Coherence-resonance chimeras in a network of excitable elements

TL;DR

This paper introduces a novel type of chimera state called coherence-resonance chimeras, observed in noisy, nonlocally coupled excitable systems, combining noise-induced coherence resonance with spatially distinct coherent and incoherent domains.

Contribution

It demonstrates the existence of coherence-resonance chimeras in excitable networks with noise, expanding understanding of chimera phenomena beyond deterministic oscillatory systems.

Findings

Coherence-resonance chimeras exhibit alternating coherent and incoherent domains.

Noise plays a constructive role in generating these chimera states.

The phenomenon may have implications for understanding neuronal network dynamics.

Abstract

We demonstrate that chimera behavior can be observed in nonlocally coupled networks of excitable systems in the presence of noise.
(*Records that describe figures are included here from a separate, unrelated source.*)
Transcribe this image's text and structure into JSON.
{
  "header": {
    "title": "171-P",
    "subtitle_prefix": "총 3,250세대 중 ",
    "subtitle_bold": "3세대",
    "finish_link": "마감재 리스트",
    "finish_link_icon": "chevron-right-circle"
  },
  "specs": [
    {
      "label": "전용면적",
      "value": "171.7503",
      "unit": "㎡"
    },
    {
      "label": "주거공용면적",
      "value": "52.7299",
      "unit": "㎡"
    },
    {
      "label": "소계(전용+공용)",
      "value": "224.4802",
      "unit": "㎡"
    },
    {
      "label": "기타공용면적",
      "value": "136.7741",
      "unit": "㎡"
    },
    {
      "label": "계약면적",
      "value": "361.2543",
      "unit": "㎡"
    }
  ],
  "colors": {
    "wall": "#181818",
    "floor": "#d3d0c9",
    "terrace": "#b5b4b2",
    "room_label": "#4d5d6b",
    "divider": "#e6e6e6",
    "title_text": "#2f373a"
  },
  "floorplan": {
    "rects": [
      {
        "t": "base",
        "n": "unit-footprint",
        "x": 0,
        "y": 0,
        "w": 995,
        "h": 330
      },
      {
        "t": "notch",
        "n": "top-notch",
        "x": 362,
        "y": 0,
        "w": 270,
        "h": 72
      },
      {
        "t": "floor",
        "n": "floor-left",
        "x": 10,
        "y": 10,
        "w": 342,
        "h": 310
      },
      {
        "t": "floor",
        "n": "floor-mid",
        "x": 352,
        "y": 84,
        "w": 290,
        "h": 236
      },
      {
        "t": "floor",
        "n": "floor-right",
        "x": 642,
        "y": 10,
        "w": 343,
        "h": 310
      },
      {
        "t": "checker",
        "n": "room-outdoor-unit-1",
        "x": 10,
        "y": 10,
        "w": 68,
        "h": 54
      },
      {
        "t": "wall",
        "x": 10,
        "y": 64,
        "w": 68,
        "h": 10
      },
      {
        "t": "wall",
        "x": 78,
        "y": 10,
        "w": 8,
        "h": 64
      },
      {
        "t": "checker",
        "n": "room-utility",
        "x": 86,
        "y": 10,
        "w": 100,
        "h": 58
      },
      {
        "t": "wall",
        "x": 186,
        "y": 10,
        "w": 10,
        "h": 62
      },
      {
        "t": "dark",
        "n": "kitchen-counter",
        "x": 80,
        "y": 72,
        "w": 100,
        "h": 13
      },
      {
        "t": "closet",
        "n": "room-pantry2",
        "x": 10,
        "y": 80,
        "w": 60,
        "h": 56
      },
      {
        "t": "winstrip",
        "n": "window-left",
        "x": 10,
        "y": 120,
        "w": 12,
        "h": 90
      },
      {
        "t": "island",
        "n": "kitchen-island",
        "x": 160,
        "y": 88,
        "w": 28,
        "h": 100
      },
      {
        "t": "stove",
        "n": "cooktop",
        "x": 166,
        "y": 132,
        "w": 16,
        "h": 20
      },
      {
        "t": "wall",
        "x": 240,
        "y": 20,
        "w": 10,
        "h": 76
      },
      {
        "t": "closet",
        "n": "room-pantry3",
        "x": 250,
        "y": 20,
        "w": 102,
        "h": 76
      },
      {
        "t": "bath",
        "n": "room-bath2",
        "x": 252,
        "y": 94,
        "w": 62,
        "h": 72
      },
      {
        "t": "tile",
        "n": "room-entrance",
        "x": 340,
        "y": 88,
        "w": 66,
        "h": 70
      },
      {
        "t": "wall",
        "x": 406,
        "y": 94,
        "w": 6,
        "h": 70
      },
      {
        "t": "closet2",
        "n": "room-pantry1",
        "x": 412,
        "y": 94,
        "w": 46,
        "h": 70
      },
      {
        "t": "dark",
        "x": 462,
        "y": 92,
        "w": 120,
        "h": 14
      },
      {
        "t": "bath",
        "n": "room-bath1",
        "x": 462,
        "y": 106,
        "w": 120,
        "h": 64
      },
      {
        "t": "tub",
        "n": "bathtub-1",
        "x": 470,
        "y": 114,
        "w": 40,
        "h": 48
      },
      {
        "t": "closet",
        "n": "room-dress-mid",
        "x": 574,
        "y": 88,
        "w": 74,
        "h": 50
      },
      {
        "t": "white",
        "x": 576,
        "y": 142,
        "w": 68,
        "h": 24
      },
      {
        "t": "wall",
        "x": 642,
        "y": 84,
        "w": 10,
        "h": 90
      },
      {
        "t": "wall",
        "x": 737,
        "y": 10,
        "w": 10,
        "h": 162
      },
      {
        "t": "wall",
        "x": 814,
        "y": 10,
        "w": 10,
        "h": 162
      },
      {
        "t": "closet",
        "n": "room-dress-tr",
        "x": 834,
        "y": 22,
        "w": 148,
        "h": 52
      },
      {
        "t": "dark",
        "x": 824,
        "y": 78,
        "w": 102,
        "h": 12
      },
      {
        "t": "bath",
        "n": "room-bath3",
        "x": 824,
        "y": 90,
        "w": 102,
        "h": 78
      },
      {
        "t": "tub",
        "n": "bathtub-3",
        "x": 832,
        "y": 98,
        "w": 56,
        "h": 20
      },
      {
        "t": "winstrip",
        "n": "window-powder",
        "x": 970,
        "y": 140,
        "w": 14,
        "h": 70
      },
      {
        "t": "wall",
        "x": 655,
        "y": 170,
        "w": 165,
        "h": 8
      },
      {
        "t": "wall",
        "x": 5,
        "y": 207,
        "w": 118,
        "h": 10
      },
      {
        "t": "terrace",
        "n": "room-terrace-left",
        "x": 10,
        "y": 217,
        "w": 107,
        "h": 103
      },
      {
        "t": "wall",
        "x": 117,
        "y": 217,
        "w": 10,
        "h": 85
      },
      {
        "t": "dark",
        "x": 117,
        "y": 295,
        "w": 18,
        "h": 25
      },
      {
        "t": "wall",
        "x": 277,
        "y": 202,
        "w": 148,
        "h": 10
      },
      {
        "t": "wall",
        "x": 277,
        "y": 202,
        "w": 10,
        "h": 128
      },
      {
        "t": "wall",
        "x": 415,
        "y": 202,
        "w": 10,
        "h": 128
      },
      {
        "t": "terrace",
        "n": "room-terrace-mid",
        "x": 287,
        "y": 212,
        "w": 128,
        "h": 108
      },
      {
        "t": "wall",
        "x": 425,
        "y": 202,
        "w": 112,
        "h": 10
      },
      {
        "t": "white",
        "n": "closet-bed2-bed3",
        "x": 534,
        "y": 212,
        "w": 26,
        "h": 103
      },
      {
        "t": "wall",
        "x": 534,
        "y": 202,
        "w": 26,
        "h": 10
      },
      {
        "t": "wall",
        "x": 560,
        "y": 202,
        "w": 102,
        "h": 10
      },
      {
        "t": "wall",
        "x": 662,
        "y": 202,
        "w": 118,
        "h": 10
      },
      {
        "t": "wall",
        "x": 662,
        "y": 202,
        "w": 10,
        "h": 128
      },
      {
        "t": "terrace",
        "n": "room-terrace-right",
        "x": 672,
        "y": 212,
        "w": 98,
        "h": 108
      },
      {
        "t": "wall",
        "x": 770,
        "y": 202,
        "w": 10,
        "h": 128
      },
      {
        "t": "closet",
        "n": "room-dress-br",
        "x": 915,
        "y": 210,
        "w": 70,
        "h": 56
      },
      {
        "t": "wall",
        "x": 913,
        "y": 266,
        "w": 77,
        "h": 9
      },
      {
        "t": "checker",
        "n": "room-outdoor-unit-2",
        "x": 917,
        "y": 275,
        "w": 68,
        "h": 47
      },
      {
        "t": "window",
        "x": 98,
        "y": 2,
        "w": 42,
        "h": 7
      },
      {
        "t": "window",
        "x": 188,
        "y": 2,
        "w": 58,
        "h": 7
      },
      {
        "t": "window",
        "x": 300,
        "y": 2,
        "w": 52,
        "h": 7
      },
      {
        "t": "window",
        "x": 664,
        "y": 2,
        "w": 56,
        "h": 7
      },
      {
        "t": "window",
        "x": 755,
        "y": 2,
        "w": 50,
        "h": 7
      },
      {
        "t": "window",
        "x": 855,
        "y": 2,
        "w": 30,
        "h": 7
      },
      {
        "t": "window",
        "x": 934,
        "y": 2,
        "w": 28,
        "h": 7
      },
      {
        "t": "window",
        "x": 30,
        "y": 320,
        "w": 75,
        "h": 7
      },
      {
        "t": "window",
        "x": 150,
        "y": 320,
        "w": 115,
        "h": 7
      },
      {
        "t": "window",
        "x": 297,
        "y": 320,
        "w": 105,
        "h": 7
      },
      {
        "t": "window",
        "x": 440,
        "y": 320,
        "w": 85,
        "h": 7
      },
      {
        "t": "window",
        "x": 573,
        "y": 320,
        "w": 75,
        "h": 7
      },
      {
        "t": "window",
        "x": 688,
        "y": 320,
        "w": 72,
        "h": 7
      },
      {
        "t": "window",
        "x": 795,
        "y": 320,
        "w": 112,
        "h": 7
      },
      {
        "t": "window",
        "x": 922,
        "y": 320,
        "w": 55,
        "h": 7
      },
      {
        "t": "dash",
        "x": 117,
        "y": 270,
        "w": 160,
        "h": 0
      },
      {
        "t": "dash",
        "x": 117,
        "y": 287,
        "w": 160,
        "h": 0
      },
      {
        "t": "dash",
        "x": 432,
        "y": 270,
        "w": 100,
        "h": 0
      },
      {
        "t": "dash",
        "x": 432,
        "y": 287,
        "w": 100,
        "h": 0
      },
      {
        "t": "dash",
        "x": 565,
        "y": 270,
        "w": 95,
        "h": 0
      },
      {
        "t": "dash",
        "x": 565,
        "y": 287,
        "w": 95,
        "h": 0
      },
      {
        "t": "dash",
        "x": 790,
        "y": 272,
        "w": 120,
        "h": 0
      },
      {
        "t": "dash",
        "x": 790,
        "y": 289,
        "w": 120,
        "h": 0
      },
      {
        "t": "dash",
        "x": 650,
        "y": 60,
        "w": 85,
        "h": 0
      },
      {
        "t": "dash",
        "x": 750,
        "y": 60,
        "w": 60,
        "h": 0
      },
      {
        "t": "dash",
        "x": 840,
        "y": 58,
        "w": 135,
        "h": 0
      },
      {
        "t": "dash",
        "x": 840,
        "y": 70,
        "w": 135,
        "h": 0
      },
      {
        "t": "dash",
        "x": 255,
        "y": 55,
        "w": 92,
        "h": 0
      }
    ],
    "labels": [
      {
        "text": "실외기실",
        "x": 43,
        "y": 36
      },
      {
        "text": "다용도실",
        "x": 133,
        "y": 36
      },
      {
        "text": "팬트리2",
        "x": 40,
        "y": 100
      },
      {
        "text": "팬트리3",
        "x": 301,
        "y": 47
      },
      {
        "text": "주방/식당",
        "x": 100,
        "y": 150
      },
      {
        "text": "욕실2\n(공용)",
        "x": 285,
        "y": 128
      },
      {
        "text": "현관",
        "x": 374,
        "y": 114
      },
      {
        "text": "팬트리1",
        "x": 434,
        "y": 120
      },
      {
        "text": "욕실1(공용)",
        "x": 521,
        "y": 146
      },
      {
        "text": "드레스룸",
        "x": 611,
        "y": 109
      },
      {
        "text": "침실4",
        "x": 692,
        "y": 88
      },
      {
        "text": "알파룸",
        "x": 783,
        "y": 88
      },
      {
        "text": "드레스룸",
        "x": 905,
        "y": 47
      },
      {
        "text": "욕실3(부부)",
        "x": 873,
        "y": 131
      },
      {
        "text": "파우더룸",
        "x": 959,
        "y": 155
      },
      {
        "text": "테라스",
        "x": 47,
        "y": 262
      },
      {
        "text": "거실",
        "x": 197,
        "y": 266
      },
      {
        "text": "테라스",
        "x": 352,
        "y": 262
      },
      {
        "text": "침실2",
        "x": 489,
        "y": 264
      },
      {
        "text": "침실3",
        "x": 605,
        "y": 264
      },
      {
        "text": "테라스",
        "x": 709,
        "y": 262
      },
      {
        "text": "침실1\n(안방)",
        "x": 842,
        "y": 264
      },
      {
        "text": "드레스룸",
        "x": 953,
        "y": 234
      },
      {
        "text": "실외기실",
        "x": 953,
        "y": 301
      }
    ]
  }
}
This phenomenon is distinct from classical chimeras, which occur in deterministic oscillatory systems, and it combines temporal features of coherence resonance, i.e., the constructive role of noise, and spatial properties of chimera states, i.e., coexistence of spatially coherent and incoherent domains in a network of identical elements. Coherence-resonance chimeras are associated with alternating switching of the location of coherent and incoherent domains, which might be relevant in neuronal networks.